Unfortunately, there are also many, particularly in the neurologist community, who seem to have had a hostile, knee jerk closed-minded reaction to this theory. Not only are they actively hostile to the idea of CCSVI, but they think it's not even worth researching.
There are a lot of political angles to this and, even though it's not been proven true, a lot of neuros are psychologically (and some of them financially) invested in the autoimmune origin theory of MS. Dr. Freedman, quoted in this article, is a major player in work on immune ablation and autologous stem cell transplants (ASCT) for MS, which is square in the autoimmune camp (and perhaps a bit of a glass house for someone throwing stones at the dangers of angioplasty). Stanford may not be able to have a clinical trial for CCSVI treatment because of internal opposition from the neuro dept.
See the article "The science and politics of CCSVI and Multiple Sclerosis" at
for another perspective.
The Wheelchair Kamikaze has a nice post on how the CCSVI movement has been an example of patient power: http://www.wheelchairkamikaze.com/2010/02/ccsvi-already-success.html
He points out that "The palpable excitement about CCSVI in the patient population speaks volumes to the incredible frustration patients instinctively feel about the current state of MS care, and the desperate need for hope among MS patients."
He also notes that the standard DMDs "all treat MS by suppressing or modulating the immune system. The fact is that an immune system gone awry is a symptom of MS, a disease whose origin remains unknown."
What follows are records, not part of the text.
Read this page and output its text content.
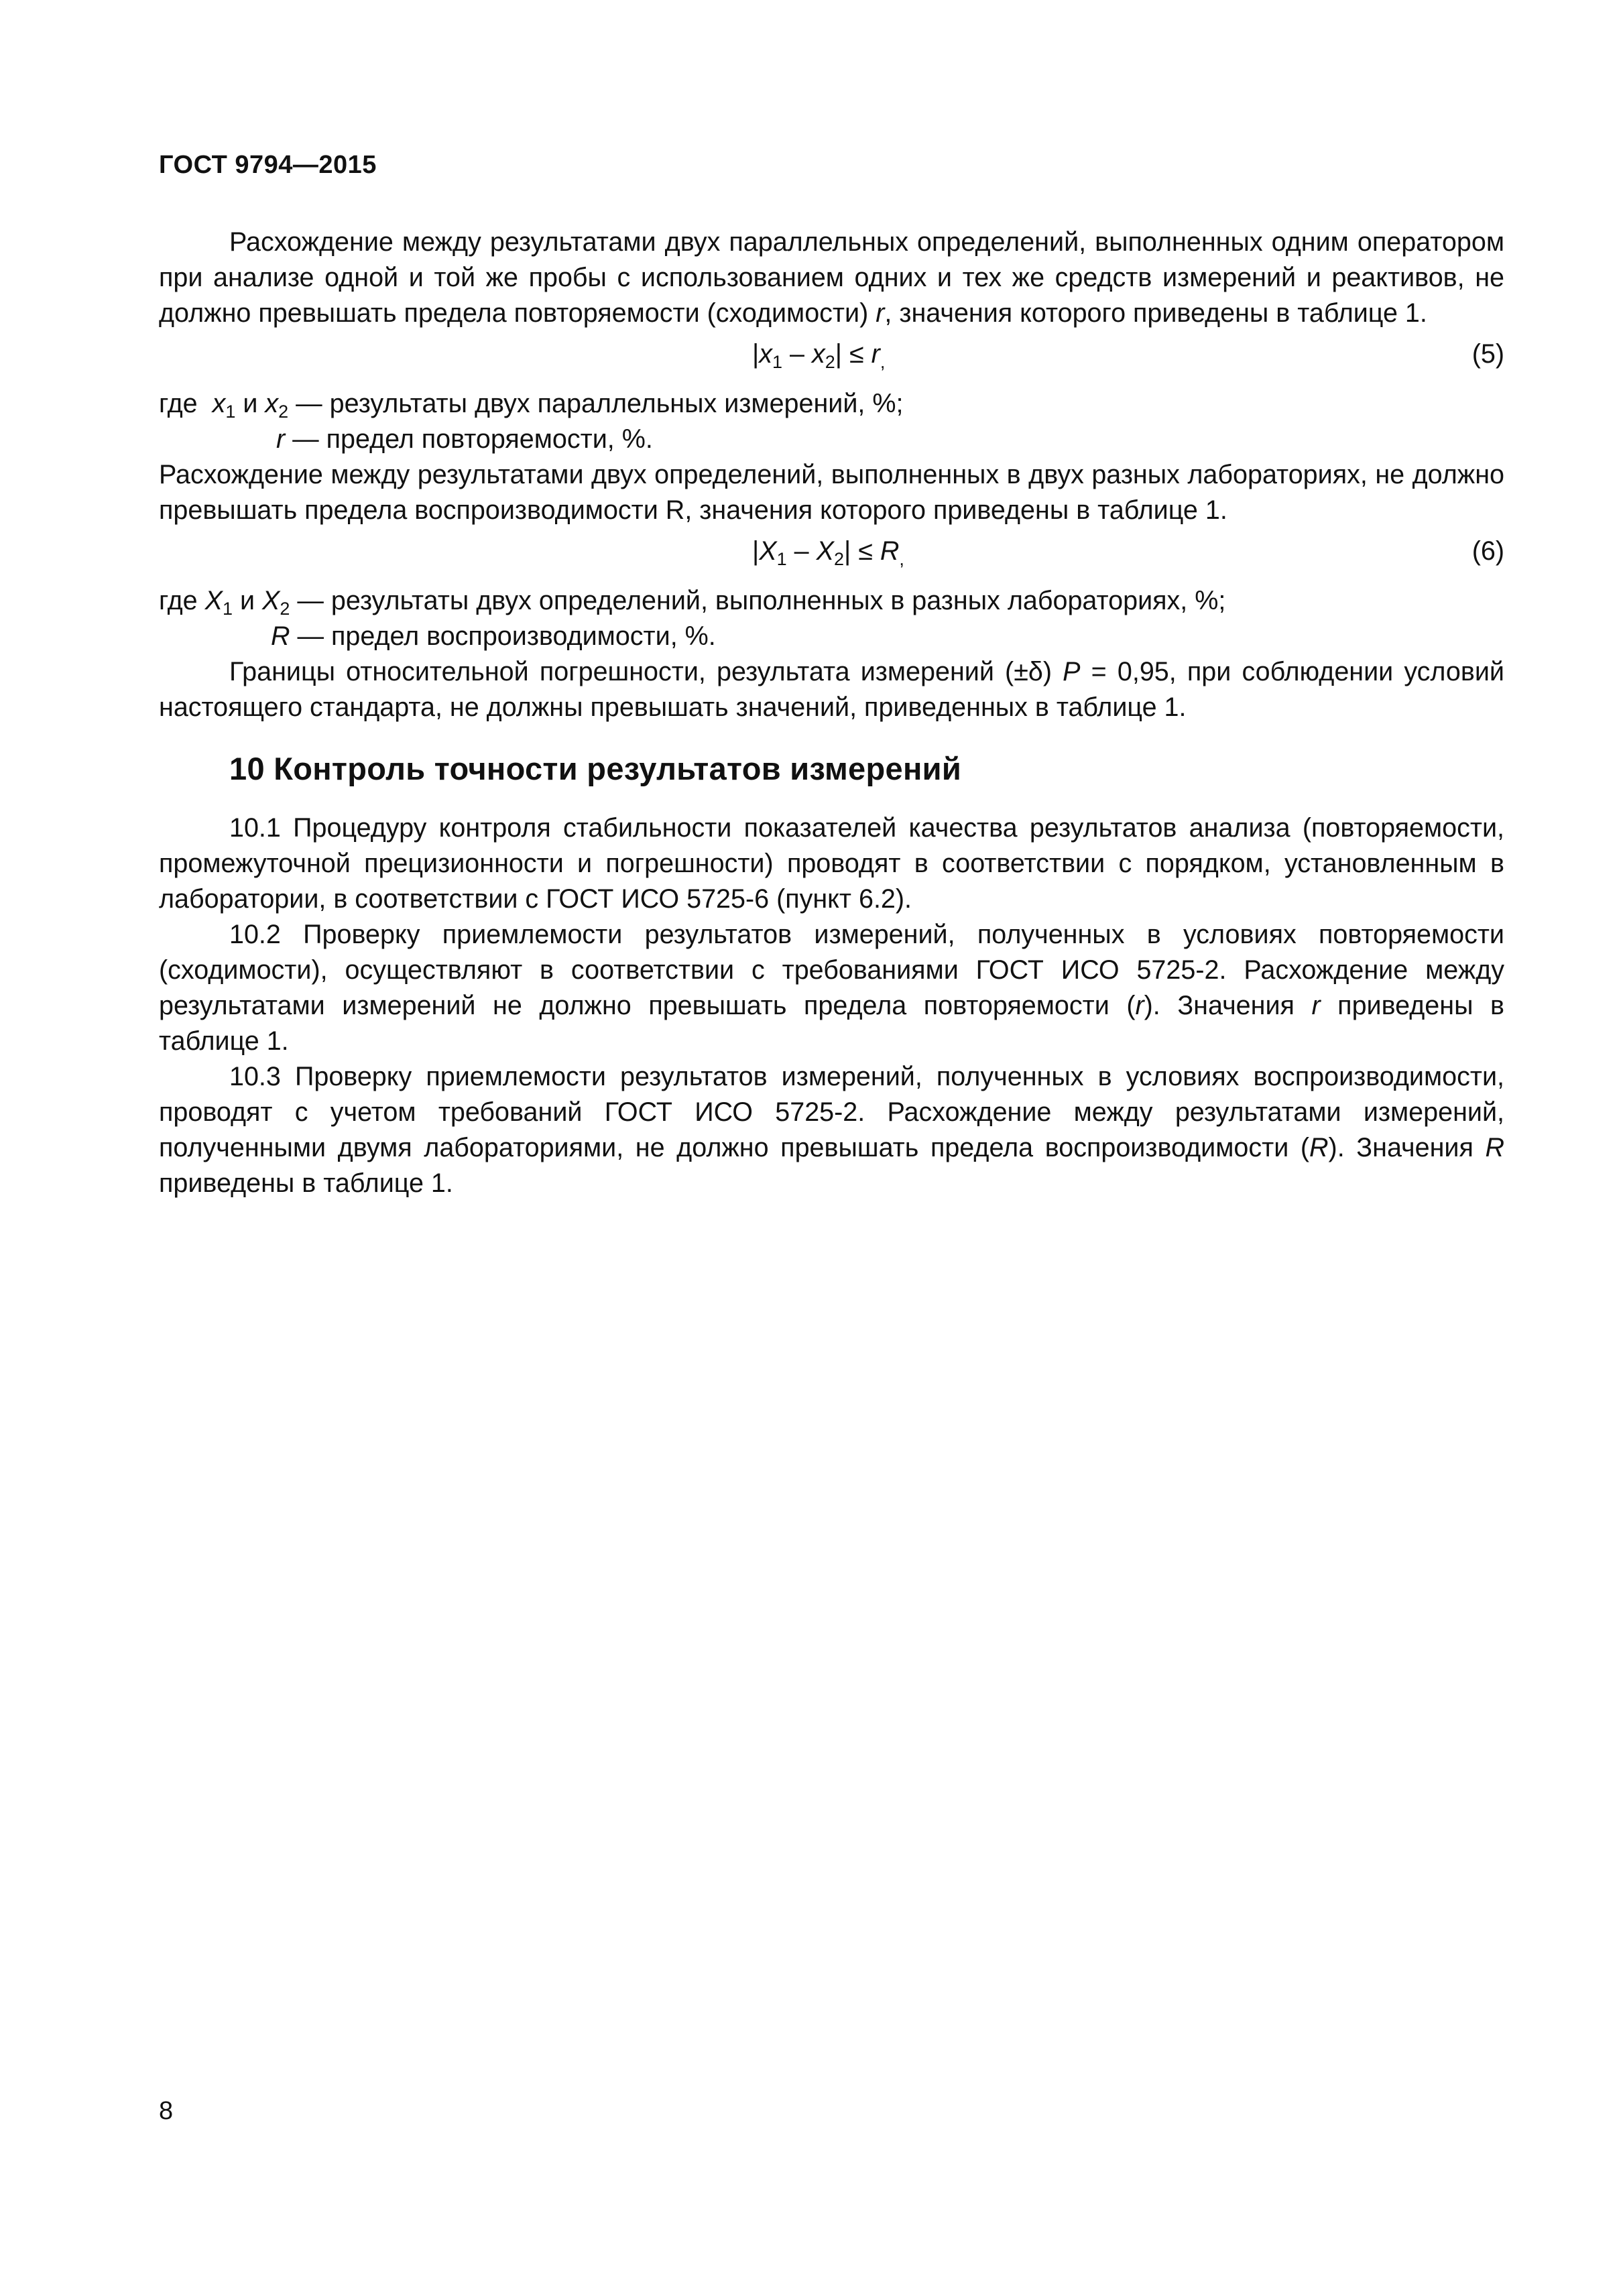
ГОСТ 9794—2015

Расхождение между результатами двух параллельных определений, выполненных одним оператором при анализе одной и той же пробы с использованием одних и тех же средств измерений и реактивов, не должно превышать предела повторяемости (сходимости) r, значения которого приведены в таблице 1.

$|x_1 - x_2| \le r_,$	(5)

где  $x_1$ и $x_2$ — результаты двух параллельных измерений, %;

r — предел повторяемости, %.

Расхождение между результатами двух определений, выполненных в двух разных лабораториях, не должно превышать предела воспроизводимости R, значения которого приведены в таблице 1.

$|X_1 - X_2| \le R_,$	(6)

где $X_1$ и $X_2$ — результаты двух определений, выполненных в разных лабораториях, %;

R — предел воспроизводимости, %.

Границы относительной погрешности, результата измерений (±δ) P = 0,95, при соблюдении условий настоящего стандарта, не должны превышать значений, приведенных в таблице 1.

10 Контроль точности результатов измерений

10.1 Процедуру контроля стабильности показателей качества результатов анализа (повторяемости, промежуточной прецизионности и погрешности) проводят в соответствии с порядком, установленным в лаборатории, в соответствии с ГОСТ ИСО 5725-6 (пункт 6.2).

10.2 Проверку приемлемости результатов измерений, полученных в условиях повторяемости (сходимости), осуществляют в соответствии с требованиями ГОСТ ИСО 5725-2. Расхождение между результатами измерений не должно превышать предела повторяемости (r). Значения r приведены в таблице 1.

10.3 Проверку приемлемости результатов измерений, полученных в условиях воспроизводимости, проводят с учетом требований ГОСТ ИСО 5725-2. Расхождение между результатами измерений, полученными двумя лабораториями, не должно превышать предела воспроизводимости (R). Значения R приведены в таблице 1.

8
As far at the cause and effect issue, I think it is far less settled than some of those quoted in the article make it out to be. It's unclear what causes the vascular abnormalities in CCSVI and it's still unclear how, or if, they're related to MS. Many of these abnormalities apparently appear similar to congenital venous abnormalities in other parts of the body, but not all of them. Some of them are caused by malformed or malfunctioning valves. Some people are completely missing one of their jugular veins, which is hardly likely to be caused by MS. Some of them appear to be types that could be acquired, e.g., caused by compression.
Dr. Dake at Stanford found a variety of types of venous malformations.
"Lesion etiology is non-specific (congenital/hereditary, osseous impingement, arterial compression, post-inflammatory, arachnoid granulation, etc., alone or in combination." (http://www.thisisms.com/ftopicp-92722.html)
I can see the potential conflict of interest with Buffalo offering the testing, but on the other hand, there is a huge demand and a lack of places equipped to do the tests. A number of people who have paid to have testing done and gotten negative results are then left wondering whether it's a true negative or just that the testing wasn't performed or read properly. Of course, that's a strong argument for more research to try to validate and systematize the testing process.